Judy Ross asked whether there were any plans for the federal government to help Quebec anglophones seeking mental health services, since they are often only available in French, at a town hall on Jan. 17.”
“Le Premier ministre canadien s’est formellement excusé d’avoir répondu en langue française à des questions qui lui avaient été posées en anglais, en janvier dernier alors qu’il était à Sherbrooke (Québec). Ses regrets font suite aux critiques de nombreux citoyens qui l’ont accusé de violer la loi sur le bilinguisme au Canada.”
“Si Justin Trudeau s’excuse pour avoir répondu en français à un anglophone au Québec, il devrait en faire autant envers les francophones pour les «pratiques discriminatoires» au sein du gouvernement, estime Jean-Paul Perreault, d’Impératif français.”
“Language cops are not about to swoop down on Justin Trudeau. The federal investigators looking into complaints that the prime minister didn’t answer questions in the official language in which they were asked won’t be asking the prime minister for an explanation.”

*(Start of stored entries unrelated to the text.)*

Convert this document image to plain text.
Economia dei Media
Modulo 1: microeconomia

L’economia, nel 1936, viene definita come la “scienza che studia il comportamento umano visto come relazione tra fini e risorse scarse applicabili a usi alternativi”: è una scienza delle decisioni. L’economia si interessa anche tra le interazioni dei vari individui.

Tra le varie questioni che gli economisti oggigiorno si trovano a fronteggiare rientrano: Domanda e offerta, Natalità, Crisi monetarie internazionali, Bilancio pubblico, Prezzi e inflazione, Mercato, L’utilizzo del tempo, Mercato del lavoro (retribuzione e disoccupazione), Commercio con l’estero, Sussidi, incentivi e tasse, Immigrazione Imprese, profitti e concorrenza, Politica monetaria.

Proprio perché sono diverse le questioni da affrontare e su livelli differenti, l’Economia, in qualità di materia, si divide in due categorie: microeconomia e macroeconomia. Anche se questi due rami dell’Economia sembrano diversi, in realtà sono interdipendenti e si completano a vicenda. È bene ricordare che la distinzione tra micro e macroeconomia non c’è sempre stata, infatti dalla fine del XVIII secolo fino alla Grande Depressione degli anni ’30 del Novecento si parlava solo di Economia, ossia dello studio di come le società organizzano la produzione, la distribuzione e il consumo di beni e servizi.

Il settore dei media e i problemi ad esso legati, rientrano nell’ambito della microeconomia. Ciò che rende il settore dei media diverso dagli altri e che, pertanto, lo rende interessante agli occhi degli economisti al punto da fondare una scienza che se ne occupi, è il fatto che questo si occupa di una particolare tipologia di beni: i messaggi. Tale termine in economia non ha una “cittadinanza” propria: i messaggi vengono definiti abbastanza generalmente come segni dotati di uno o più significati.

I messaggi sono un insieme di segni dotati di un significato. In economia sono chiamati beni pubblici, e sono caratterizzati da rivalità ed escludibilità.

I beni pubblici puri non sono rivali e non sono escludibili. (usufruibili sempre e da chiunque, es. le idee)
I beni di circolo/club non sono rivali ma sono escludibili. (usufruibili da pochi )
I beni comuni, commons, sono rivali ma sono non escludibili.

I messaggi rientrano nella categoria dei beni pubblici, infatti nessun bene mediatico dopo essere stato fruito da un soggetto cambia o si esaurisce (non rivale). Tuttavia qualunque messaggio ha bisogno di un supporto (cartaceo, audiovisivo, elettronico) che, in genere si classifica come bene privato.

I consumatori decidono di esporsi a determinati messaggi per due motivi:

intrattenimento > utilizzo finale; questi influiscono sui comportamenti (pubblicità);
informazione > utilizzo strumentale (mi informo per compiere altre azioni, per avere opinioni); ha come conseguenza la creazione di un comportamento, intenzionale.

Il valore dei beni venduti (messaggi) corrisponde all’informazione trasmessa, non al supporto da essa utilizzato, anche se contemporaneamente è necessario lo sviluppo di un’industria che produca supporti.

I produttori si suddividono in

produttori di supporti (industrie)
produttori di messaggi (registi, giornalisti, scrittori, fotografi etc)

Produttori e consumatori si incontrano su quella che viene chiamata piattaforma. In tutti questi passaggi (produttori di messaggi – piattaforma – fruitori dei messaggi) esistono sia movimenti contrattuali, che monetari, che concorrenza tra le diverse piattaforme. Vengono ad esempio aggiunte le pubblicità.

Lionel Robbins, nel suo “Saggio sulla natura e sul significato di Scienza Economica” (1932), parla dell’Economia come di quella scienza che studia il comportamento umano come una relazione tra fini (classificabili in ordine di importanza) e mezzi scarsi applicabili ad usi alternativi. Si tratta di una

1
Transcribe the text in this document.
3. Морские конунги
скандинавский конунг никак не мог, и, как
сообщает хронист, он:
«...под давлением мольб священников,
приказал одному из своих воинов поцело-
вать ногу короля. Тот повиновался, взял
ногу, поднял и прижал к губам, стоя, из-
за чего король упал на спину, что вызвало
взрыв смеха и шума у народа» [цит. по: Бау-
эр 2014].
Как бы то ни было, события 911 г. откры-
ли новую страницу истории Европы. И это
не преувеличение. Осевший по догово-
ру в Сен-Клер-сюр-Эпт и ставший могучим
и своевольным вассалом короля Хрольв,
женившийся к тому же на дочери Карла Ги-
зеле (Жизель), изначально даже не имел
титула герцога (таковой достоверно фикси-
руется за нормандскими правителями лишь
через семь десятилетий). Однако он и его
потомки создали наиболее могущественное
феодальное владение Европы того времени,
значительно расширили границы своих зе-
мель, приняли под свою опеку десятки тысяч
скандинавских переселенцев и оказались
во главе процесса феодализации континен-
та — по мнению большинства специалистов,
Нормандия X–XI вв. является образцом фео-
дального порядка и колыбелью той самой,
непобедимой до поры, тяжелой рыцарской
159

“Prime Minister Justin Trudeau has apologized for his refusal to answer a question in English when asked specifically about English mental health services at his town hall meeting in Sherbrooke, Que., last month.”
Trudeau has called Judy Ross, the woman who asked the question in English and one of the founders of Mental Health Estrie, to offer his apologies. According to Ross, he told her he made a mistake and that he has learned from the mistake.
He also sent a letter to the QCGN reiterating the importance of bilingualism in Canada and to express his sincere regrets. Our president, James Shea, said he was pleased with the letter.
“In Valentine’s Day messages to Quebec anglophones, Prime Minister Justin Trudeau expressed “sincere regrets” for refusing to answer questions in English last month”
The incident dates back to January when Justin Trudeau answered in French to questions asked to him in English. Since then, several complaints were filed to the Commissioner of Official Languages.
However, Trudeau wrote a letter to the Quebec Community Groups Network on February 14 where he recognizes his wrongs and understands the importance to speak to minority language communities in their own language. He also wrote and apologized to the Townshippers’ Association.